J Thorac Cardiovasc Surg. 1995 Nov;110(5):1291-9; discussion 1300-1. doi: 10.1016/S0022-5223(95)70052-8.
This study reports hemodynamic, electrophysiologic, and clinical results in 171 patients (157 men and 14 women, mean age 57 +/- 8 years) 1 year after endoventricular circular patch repair and coronary grafting for postinfarction left ventricular dyskinetic or akinetic aneurysm. All patients had hemodynamic and electrophysiologic study before the operation and early and 1 year after the operation. The vast majority of aneurysms were anterior (n = 166), with a mean delay from infarction of 43 +/- 50 months. Fifty-two percent of patients were in New York Heart Association class III or IV, and preoperative ejection fraction was less than 40% in the majority of them (75%). Preoperative clinical ventricular tachycardia was present in 25 patients and was inducible in 59 patients. All patients had endoventricular circular patch repair with a synthetic (n = 99) or autologous patch (n = 72); 96% had associated coronary grafting with a mean number of bypass grafts of 1.9 +/- 0.9. Results at 1 year demonstrated a significant increase in ejection fraction (from 36% +/- 13% to 46% +/- 12% (p < 0.0001) and a significant reduction in ventricular volumes (end-diastolic volume index from 116 +/- 5 to 94 +/- 29 ml/m2 and end-systolic volume index from 77 +/- 45 to 53 +/- 25 ml/m2, p < 0.0001). New York Heart Association functional classification was significantly improved (2.6 +/- 0.9 vs 1.4 +/- 0.6, p < 0.0001) and ventricular tachycardias were almost suppressed (no documented clinical ventricular tachycardias and 8% incidence of inducible ventricular tachycardias after 1 year, chi 2 < 0.001). Patients who benefit most from the operation are those with more severe preoperative left ventricular dysfunction (i.e., ejection fraction < 30%), more frequent ventricular arrhythmias, and larger ventricular volumes. At regression analysis, critical disease of the right coronary artery was the only independent predictor of unsatisfactory pump improvement (as evaluated by postoperative increase of ejection fraction < 10 absolute points). In conclusion, in our large series of patients operated on by one surgical team between 1988 and 1993, who were studied hemodynamically both before and after the operation, endoventricular circular patch repair of left ventricular aneurysm associated with coronary grafting definitely improves left ventricular pump function and clinical status 1 year after the operation.

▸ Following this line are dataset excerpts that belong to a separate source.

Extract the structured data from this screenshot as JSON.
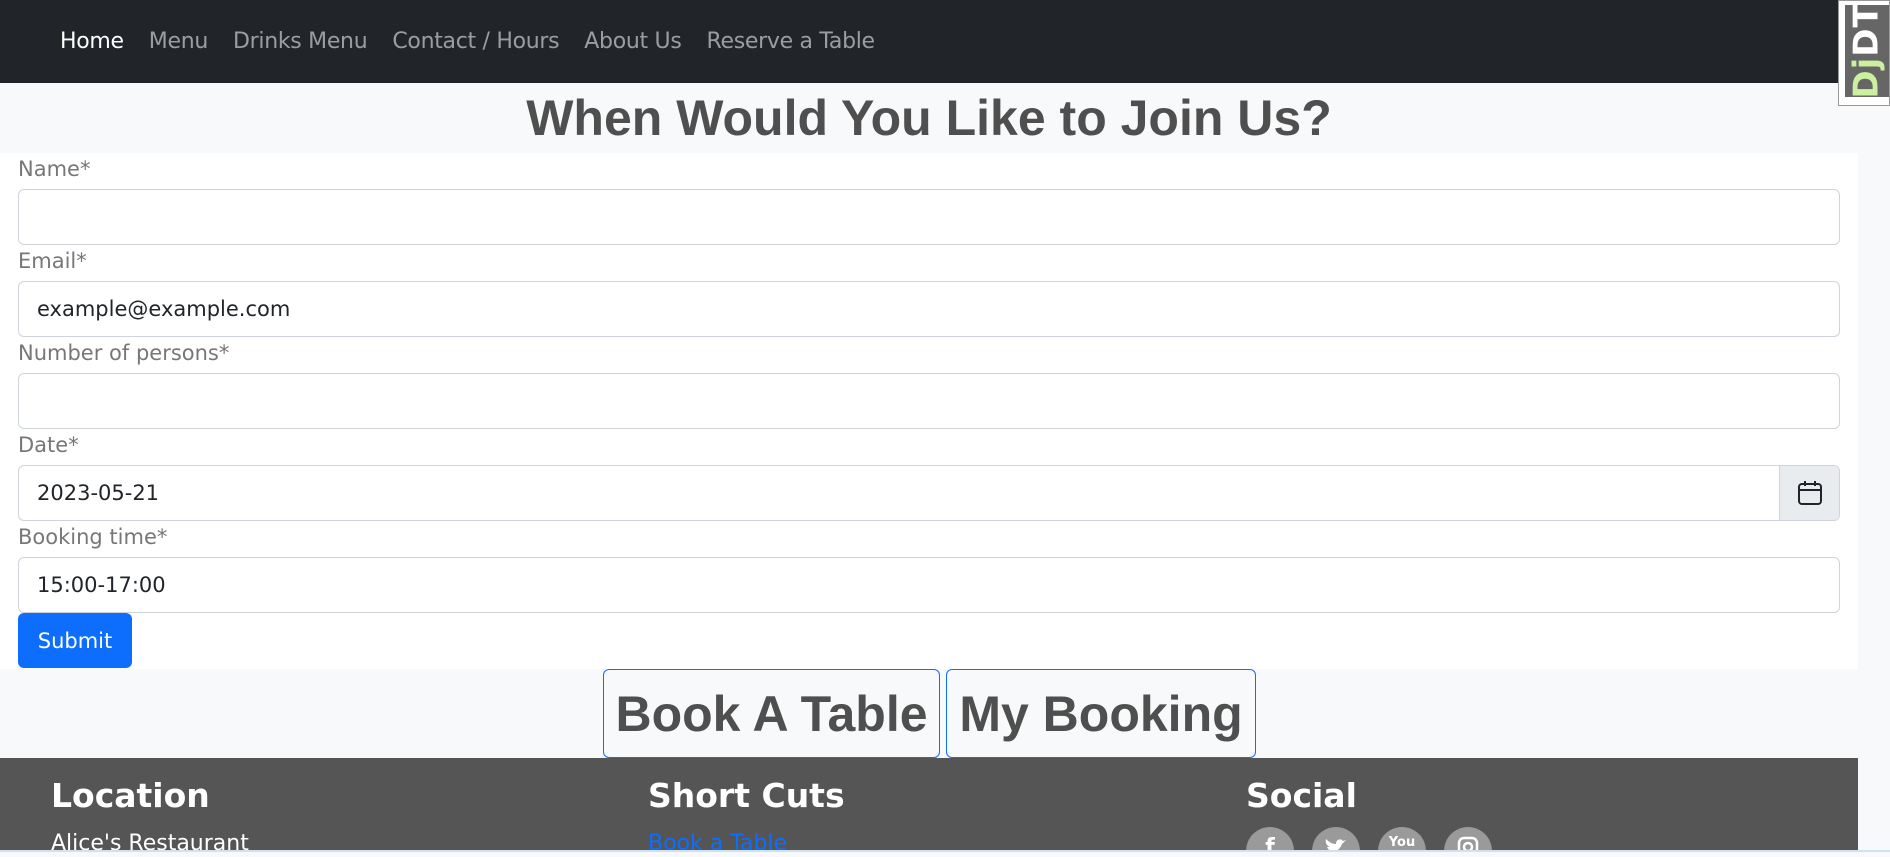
{
  "nav": {
    "items": [
      {
        "label": "Home",
        "active": true
      },
      {
        "label": "Menu"
      },
      {
        "label": "Drinks Menu"
      },
      {
        "label": "Contact / Hours"
      },
      {
        "label": "About Us"
      },
      {
        "label": "Reserve a Table"
      }
    ],
    "toolbar_badge": "DjDT"
  },
  "page": {
    "heading": "When Would You Like to Join Us?"
  },
  "form": {
    "name": {
      "label": "Name*",
      "value": ""
    },
    "email": {
      "label": "Email*",
      "value": "example@example.com"
    },
    "persons": {
      "label": "Number of persons*",
      "value": ""
    },
    "date": {
      "label": "Date*",
      "value": "2023-05-21"
    },
    "time": {
      "label": "Booking time*",
      "value": "15:00-17:00"
    },
    "submit_label": "Submit"
  },
  "actions": {
    "book": "Book A Table",
    "my_booking": "My Booking"
  },
  "footer": {
    "location_title": "Location",
    "location_text": "Alice's Restaurant",
    "shortcuts_title": "Short Cuts",
    "shortcut_link": "Book a Table",
    "social_title": "Social",
    "social_icons": [
      "facebook-icon",
      "twitter-icon",
      "youtube-icon",
      "instagram-icon"
    ]
  },
  "colors": {
    "navbar": "#212529",
    "primary": "#0d6efd",
    "footer": "#555555"
  }
}
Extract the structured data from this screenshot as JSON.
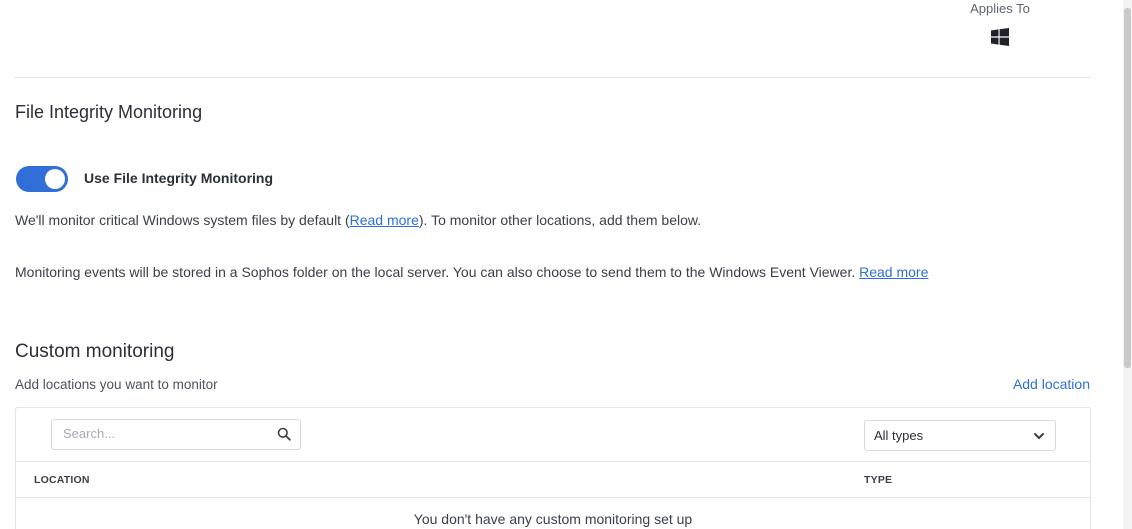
{
  "applies_to": {
    "label": "Applies To",
    "icon": "windows-icon"
  },
  "section": {
    "title": "File Integrity Monitoring"
  },
  "toggle": {
    "label": "Use File Integrity Monitoring",
    "state": "on",
    "color": "#2f6fd7"
  },
  "info": {
    "p1_before": "We'll monitor critical Windows system files by default (",
    "p1_link": "Read more",
    "p1_after": "). To monitor other locations, add them below.",
    "p2_text": "Monitoring events will be stored in a Sophos folder on the local server. You can also choose to send them to the Windows Event Viewer. ",
    "p2_link": "Read more"
  },
  "custom": {
    "title": "Custom monitoring",
    "subtitle": "Add locations you want to monitor",
    "add_label": "Add location"
  },
  "table": {
    "search_placeholder": "Search...",
    "search_icon": "search-icon",
    "filter_value": "All types",
    "filter_icon": "chevron-down-icon",
    "columns": [
      "LOCATION",
      "TYPE"
    ],
    "empty_message": "You don't have any custom monitoring set up"
  },
  "colors": {
    "link": "#2e6fd8",
    "accent": "#2f6fd7"
  }
}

本研究报告了171例患者(157例男性和14例女性,平均年龄57±8岁)在接受梗死后期左心室运动障碍或运动不能性动脉瘤的心室内环形补片修复及冠状动脉移植术后1年的血流动力学、电生理和临床结果。所有患者在手术前、术后早期及术后1年均进行了血流动力学和电生理研究。绝大多数动脉瘤位于前壁(n = 166),距梗死的平均延迟时间为43±50个月。52%的患者属于纽约心脏协会III级或IV级,其中大多数(75%)术前射血分数低于40%。25例患者术前存在临床室性心动过速,59例患者可诱发出室性心动过速。所有患者均接受了合成补片(n = 99)或自体补片(n = 72)的心室内环形补片修复;96%患者同时进行了冠状动脉移植,平均搭桥数量为1.9±0.9。1年时的结果显示射血分数显著增加(从36%±13%增至46%±12%,p < 0.0001),心室容积显著减小(舒张末期容积指数从116±5降至94±29 ml/m²,收缩末期容积指数从77±45降至53±25 ml/m²,p < 0.0001)。纽约心脏协会功能分级显著改善(2.6±0.9对1.4±0.6,p < 0.0001),室性心动过速几乎得到抑制(1年后无记录的临床室性心动过速,可诱发性室性心动过速发生率为8%,χ²< 0.001)。从手术中获益最大的患者是术前左心室功能障碍更严重(即射血分数< 30%)、室性心律失常更频繁且心室容积更大的患者。回归分析显示,右冠状动脉严重病变是泵功能改善不令人满意的唯一独立预测因素(通过术后射血分数绝对值增加< 10个百分点来评估)。总之,在我们1988年至1993年间由一个手术团队进行手术且术前术后均进行血流动力学研究的大量患者系列中,左心室动脉瘤的心室内环形补片修复联合冠状动脉移植在术后1年确实改善了左心室泵功能和临床状况。